A campaign is ready in April. The creative is signed off, the channels are booked, the field is waiting. It goes live in June. The eight weeks in between are eaten by three rounds with the medical, legal and regulatory review. The easy reading is that the review is slow. The records usually say something quieter.
MLR is the gate every promotional material passes before it reaches a doctor. Medical checks the science. Legal and regulatory check the claims and the code. The intent is sound, and the gate protects the brand as much as the patient. The frustration is the number of times the same material goes through it.
Why a Collateral Stalls
The cause is usually a series of small problems, found one layer at a time. A reference missing on page four. Abbreviated prescribing information absent. A claim a shade beyond the approved label. An image that says a little more than the data does. Each round surfaces a new layer, because the first submission was, in honesty, a first draft. The reviewers are simply reading a draft that had not yet been read with their eyes.
That is where the time goes, and it is also where the time can be recovered. The approval clock starts at submission. The number of rounds is set earlier, by how close the first submission already is to the last.

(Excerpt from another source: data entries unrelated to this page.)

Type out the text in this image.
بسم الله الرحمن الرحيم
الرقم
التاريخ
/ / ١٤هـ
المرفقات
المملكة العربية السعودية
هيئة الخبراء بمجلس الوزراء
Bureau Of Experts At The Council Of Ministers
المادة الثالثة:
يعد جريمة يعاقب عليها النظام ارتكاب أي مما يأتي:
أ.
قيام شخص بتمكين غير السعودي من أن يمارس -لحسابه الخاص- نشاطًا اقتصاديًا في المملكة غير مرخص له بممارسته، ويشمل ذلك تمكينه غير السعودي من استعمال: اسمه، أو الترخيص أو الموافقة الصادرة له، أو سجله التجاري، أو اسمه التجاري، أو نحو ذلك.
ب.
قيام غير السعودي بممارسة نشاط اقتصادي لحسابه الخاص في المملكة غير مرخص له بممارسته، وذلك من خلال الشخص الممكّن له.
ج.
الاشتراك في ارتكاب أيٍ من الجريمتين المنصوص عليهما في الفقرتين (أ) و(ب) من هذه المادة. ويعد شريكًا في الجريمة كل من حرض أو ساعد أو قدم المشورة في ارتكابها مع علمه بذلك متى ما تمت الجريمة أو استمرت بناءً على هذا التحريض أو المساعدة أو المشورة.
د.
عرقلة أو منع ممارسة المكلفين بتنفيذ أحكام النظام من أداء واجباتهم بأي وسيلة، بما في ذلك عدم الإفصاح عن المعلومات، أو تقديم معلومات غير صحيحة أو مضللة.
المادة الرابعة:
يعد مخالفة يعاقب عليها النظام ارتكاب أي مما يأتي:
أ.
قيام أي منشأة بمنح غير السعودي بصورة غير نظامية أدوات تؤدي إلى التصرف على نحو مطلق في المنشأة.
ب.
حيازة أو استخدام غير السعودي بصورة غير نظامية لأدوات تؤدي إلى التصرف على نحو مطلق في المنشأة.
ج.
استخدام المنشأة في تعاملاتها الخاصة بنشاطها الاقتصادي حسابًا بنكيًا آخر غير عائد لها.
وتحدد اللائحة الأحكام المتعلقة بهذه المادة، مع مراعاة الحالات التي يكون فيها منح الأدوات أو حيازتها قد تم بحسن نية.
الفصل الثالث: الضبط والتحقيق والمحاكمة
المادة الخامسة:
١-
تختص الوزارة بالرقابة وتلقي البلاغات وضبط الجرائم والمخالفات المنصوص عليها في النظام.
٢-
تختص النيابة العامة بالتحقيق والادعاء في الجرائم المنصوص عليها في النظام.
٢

The Read That Changes the Number
A structured read before submission changes that number. It is a read by the brand team, done before the file is sent, against the same dimensions the review will use. Are the claims referenced. Is the prescribing information present. Does any line run past the label. Does the visual overstate. It does not replace MLR. The final decision stays with the qualified review team. It moves the findings that would otherwise come back as round two onto the brand team's own desk, where they are cheap.
What It Does to the Room
When medico-marketing opens a collateral that has already been read against their criteria, the meeting shifts from correction to confirmation. Their time goes to the genuine judgement calls, the claim that needs a senior view, the nuance the brand team could not settle. It stops going to catching a missing reference for the third time. The quiet friction that often runs between the two sides, brand pushing for speed, medico holding the line, eases, because both are now working on cleaner material.
The Part in Your Hands
For the brand manager, this is the part of the timeline that is actually in your hands. The review team's pace is theirs. The quality of what you hand them is yours. A first submission that has already survived one honest read is a shorter path to the field, and a calmer one.
The habit is to treat the first submission as though it were the last. Read the collateral once, slowly, the way the reviewer will, before it ever reaches the reviewer. Most of the weeks lost to MLR are lost before MLR has seen the file.
Disclaimer: This is a practitioner view for brand teams. The final review and approval always sits with your medical, legal and regulatory team.